Se a pretensão dos organizadores era realizar uma Paralimpíada que rivalizasse em emoção com a Olimpíada, eles obtiveram êxito pelo menos na cerimônia de abertura, obrigandonos a rever nossos conceitos, ou preconceitos, em relação à deficiência, ainda carregados de discriminação. Foi, por exemplo, difícil pensar em deficiência física como defeito que incapacita vendo a deslumbrante medalhista americana Amy Purdy, biamputada aos 19 anos (hoje com 36) como consequência de uma meningite, dançando e até sambando magnificamente sobre duas próteses em lugar dos pés.

A sua mensagem foi a possível “integração” com a tecnologia e o uso desta a seu favor. Definida pelo escritor e cadeirante Marcelo Rubens Paiva, um dos idealizadores do espetáculo, como “a Gisele paralímpica”, a apresentação dessa também modelo, atriz, designer de moda não ficou devendo em beleza e elegância, muito menos em eficiência artística, à da nossa modelo universal. As duas protagonizaram dois dos momentos mais graciosos desses nossos festejos esportivos.

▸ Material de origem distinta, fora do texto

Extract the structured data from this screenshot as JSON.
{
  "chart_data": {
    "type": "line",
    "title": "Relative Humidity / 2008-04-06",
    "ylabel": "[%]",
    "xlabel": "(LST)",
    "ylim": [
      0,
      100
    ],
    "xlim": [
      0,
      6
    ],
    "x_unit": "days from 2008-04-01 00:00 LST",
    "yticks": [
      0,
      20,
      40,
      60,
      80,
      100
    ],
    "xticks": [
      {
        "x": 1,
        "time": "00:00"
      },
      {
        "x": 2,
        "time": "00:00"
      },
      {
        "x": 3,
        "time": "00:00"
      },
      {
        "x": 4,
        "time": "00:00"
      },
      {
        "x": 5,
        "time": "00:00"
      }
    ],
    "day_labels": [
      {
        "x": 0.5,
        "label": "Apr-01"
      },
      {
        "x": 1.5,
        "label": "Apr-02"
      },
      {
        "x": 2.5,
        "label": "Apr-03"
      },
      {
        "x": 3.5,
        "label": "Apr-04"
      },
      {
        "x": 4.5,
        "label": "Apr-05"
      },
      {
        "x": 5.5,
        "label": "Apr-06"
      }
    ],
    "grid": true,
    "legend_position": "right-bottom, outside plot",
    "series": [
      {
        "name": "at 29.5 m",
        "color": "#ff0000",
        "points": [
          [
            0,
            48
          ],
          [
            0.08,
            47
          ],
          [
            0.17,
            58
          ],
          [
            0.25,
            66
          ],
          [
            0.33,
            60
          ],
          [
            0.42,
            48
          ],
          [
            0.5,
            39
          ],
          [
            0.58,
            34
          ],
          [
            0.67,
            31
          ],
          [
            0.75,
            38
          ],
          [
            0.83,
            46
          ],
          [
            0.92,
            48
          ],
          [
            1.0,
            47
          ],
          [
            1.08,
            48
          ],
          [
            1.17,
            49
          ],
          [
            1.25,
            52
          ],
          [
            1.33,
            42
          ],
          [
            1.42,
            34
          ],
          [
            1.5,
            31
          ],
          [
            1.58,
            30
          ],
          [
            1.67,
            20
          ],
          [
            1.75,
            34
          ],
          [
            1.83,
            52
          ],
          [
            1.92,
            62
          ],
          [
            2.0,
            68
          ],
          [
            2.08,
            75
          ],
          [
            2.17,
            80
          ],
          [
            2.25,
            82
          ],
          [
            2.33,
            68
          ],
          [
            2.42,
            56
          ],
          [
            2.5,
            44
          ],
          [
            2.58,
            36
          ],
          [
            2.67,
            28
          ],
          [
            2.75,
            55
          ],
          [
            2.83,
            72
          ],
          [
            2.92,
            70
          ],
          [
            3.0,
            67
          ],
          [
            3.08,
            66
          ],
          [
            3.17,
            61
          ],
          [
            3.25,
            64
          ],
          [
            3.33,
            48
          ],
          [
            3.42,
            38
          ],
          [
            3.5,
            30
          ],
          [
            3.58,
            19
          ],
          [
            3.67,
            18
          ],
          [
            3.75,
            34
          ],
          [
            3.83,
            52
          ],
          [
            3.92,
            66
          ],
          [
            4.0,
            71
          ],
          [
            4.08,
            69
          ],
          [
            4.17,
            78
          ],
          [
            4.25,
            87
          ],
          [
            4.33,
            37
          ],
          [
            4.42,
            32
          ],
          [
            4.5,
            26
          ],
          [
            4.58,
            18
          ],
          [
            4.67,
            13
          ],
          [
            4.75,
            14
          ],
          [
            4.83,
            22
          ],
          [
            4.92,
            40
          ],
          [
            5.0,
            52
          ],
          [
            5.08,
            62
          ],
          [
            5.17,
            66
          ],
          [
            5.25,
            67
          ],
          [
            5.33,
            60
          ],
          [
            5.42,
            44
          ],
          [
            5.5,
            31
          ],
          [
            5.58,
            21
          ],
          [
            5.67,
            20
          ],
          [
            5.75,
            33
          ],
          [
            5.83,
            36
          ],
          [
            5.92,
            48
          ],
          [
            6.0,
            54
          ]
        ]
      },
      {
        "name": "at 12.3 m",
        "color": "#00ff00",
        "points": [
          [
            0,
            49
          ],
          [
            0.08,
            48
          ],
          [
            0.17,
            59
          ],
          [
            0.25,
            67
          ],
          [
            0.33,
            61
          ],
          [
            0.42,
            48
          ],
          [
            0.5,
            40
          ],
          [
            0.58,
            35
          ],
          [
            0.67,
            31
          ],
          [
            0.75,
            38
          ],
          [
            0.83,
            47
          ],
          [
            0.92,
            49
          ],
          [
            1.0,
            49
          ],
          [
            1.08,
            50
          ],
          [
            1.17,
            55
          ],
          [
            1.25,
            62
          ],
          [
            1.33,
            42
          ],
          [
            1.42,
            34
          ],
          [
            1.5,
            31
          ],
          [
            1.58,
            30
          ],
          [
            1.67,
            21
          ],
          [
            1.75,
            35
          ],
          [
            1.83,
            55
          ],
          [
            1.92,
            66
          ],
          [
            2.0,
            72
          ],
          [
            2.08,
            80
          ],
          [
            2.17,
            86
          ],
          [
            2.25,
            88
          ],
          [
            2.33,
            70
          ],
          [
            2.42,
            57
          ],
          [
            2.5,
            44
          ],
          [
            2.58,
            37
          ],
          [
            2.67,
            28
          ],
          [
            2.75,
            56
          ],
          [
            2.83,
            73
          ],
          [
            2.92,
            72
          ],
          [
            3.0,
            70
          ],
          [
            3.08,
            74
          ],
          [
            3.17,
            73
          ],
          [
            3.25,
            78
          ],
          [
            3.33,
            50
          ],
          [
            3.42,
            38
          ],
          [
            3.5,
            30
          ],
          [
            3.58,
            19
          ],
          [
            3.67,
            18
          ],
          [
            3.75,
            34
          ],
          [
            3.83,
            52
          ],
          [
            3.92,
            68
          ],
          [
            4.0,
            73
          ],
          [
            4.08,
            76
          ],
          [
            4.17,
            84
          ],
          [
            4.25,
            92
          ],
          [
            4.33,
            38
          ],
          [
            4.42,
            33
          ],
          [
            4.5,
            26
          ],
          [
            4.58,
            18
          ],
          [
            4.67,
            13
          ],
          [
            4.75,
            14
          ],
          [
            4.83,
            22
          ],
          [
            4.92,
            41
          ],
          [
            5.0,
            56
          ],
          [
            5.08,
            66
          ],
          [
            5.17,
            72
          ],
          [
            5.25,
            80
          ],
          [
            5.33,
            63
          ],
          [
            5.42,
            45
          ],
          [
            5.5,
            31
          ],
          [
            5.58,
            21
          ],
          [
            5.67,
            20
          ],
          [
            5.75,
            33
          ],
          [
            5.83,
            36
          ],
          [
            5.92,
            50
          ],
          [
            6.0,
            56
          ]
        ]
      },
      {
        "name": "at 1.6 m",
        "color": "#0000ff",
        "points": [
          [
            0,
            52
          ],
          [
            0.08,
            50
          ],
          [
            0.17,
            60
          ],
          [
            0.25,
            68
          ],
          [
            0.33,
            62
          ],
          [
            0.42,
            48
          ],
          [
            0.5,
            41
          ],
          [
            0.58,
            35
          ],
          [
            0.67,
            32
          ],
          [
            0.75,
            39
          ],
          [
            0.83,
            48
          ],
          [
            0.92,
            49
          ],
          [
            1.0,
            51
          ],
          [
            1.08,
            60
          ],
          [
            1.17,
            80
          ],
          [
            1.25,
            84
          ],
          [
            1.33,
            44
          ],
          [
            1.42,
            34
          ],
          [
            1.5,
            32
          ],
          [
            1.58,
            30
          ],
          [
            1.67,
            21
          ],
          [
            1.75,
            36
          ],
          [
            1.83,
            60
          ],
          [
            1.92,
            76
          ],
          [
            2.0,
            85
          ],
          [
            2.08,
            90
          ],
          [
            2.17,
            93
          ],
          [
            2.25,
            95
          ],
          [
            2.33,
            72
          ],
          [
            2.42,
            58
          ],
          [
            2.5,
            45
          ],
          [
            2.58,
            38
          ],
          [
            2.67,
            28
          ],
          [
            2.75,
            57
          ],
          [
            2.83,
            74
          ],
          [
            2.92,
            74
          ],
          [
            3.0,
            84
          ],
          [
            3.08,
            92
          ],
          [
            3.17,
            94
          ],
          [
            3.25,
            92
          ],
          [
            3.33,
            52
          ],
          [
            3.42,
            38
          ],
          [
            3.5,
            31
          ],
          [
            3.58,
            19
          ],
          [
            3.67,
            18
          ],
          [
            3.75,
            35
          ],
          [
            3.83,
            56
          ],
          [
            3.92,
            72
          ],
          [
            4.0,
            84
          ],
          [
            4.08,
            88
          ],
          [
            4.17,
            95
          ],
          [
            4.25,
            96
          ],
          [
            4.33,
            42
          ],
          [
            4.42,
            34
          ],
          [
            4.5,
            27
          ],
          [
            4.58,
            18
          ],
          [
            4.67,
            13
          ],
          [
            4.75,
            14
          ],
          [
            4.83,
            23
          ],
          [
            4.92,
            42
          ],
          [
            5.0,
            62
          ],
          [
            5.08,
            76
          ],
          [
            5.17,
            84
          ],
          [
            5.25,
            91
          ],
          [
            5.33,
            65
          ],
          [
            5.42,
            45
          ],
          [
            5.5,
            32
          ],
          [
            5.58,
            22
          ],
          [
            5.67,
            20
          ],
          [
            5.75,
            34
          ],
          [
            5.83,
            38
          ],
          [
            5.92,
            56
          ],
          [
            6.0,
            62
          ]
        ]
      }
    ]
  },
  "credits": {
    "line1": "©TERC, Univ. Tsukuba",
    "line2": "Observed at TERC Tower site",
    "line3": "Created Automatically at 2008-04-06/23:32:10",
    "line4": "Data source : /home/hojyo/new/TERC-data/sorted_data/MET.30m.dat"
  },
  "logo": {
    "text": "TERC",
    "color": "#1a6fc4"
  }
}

Por essas e outras é que entendi quando li a declaração de uma paratleta recusando, provavelmente em nome de toda a categoria, os sentimentos de “pena”, de “coitadinho”, por mais bem intencionados que possam ser, pois escondem embutida uma boa dose de complexo de superioridade. Como já observou o nadador Clodoaldo Francisco da Silva, “a pessoa com deficiência não necessita de piedade, mas de oportunidade”.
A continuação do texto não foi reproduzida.